Willing to Die

I hope Terri Schiavo dies soon. Not that I have anything against Schiavo or her family. Quite the opposite. I ache for them. I cannot imagine any hell worse than living for 15 years in a “permanent vegetative state” while relatives and courts battle over whether to continue to keep me in some grim, pathetic imitation of life.

This is why I have a living will. I also have somebody who has my medical power of attorney. Had Schiavo taken either of these steps prior to her heart attack at age 26, she would not be in her state of suspended animation today. She would not be a turnip that twitches, giving false hope to parents who should, by this point, know better.

If we are to believe Terri’s husband—and it’s certainly a common enough sentiment to be entirely believable—Schiavo never wanted to be kept alive under these circumstances. That wish should be the only opinion that counts here.

I have a direct, visceral response to this issue because of my own chronic health problems. Three times in past years, I have fallen into comas. The first was when I was 17 and in a strange city; it was days before doctors figured out that I wasn’t a teenager OD’d on drugs but that I had an actual medical problem. That condition worsened and landed me back in a coma again, twice, at age 33. The experiences were actually a lot less traumatic for me than for the people around me—heck, I slept through the whole thing. The people at my bedside 24 hours a day didn’t.

I have also had a stroke, at age 38, and count as the most terrifying experience of my life the inability while awake and lucid to make my body do what my brain wanted it to: impaired speaking, impaired movement. My body just couldn’t work. It was a very mild version of what Schiavo faces. I never want to live through that again.

I cannot imagine being in situations like that and having medical decisions taken out of the hands of my doctors and my loved ones. I certainly can’t imagine becoming a cause célèbre for a bunch of opportunistic pols and religious wackos.

Terri Schiavo is not in a coma; she is awake but so brain-damaged as to not be sentient. She should be put out of her misery, left to die in dignity, in privacy with her family.

Instead, her ailment, an extreme version of what millions of families face each year, has been transformed into a grotesque political and media circus. I can imagine few political gambits more flat-out offensive than Congress and President Bush taking this family’s personal tragedy and turning it into a cynical ploy for political brownie points among religious conservatives.

I have a suspicion, however, that there’s also a backlash afoot—a backlash that transcends political ideology or religious belief. Too many people have had to face this situation, like me, through an illness of their own, or a loved one, a child, an aging parent. Too many people have had to ask themselves, “What if . . . ?” Too many people wouldn’t want to continue with the sort of quality of life that Terri Schiavo has endured for 15 years.
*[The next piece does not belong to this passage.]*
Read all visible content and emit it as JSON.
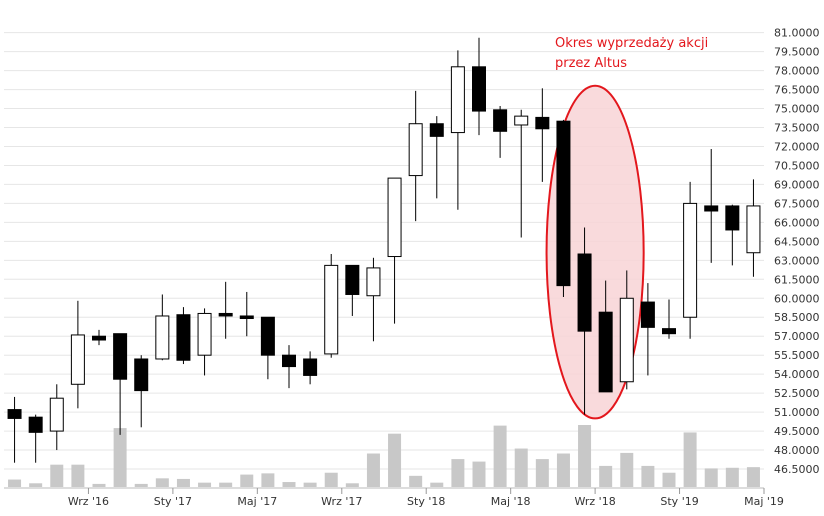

We can only hope that both before and after her feeding tube was removed, Schiavo was too insensate to be suffering. If she has been suffering, lo these long years as her parents have dragged out the legal and legislative battle to keep her alive, the strangers who have colluded in her ongoing sort-of survival deserve heaps of opprobrium. This means you, Jeb Bush. Tom DeLay. Bill Frist.
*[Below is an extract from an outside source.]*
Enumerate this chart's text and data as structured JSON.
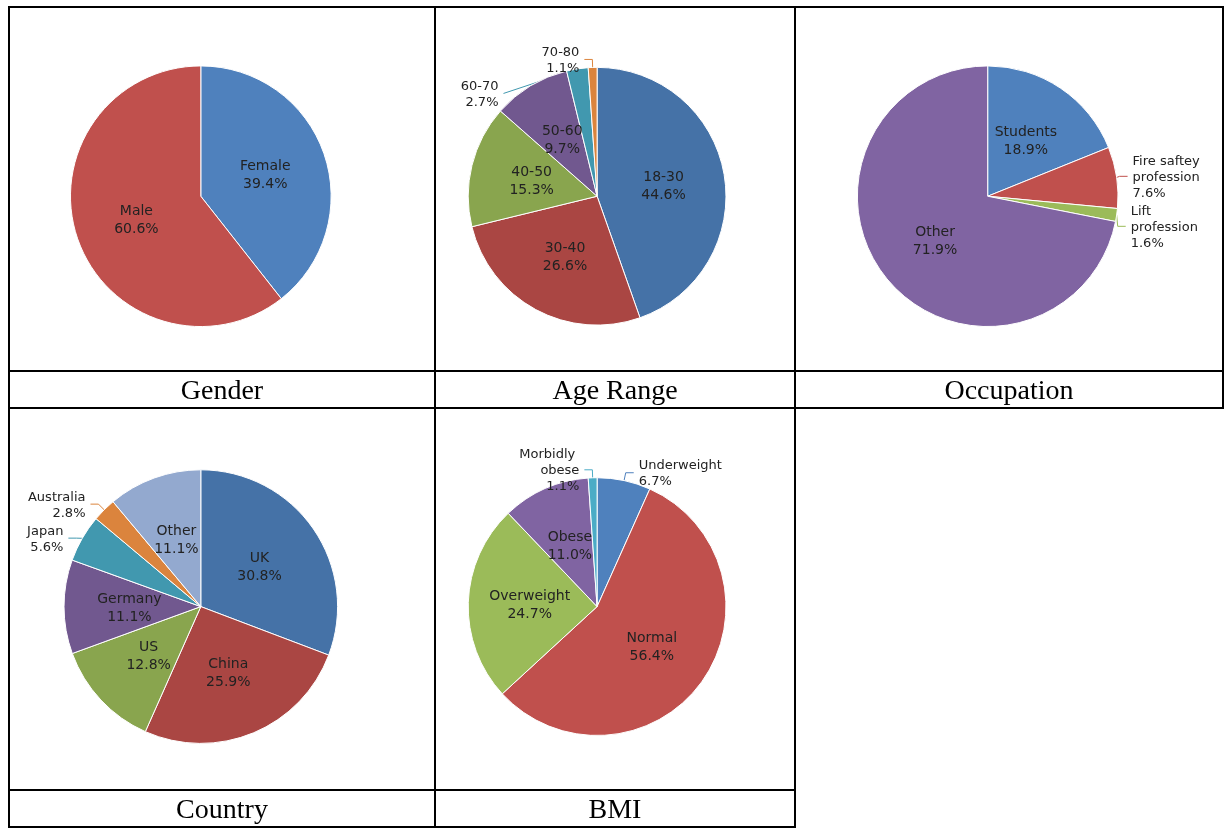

The medical decision to pull the plug is a decision nobody should ever have to face. However, as boomers age and medicine advances, we will be able to keep more and more people alive on machines, with no hope of recovery.

For them, for us, the Schiavo case serves as a precedent, an ugly precedent whereby politicians and religious zealots can try to override the private medical decisions of a perfect stranger. This should be, and is, terrifying.

There’s an easy way to avoid it: Sign a living will.

And then don’t elect politicians who would exploit a private tragedy for professional gain.

And pray that Terri Schiavo dies peacefully, and soon.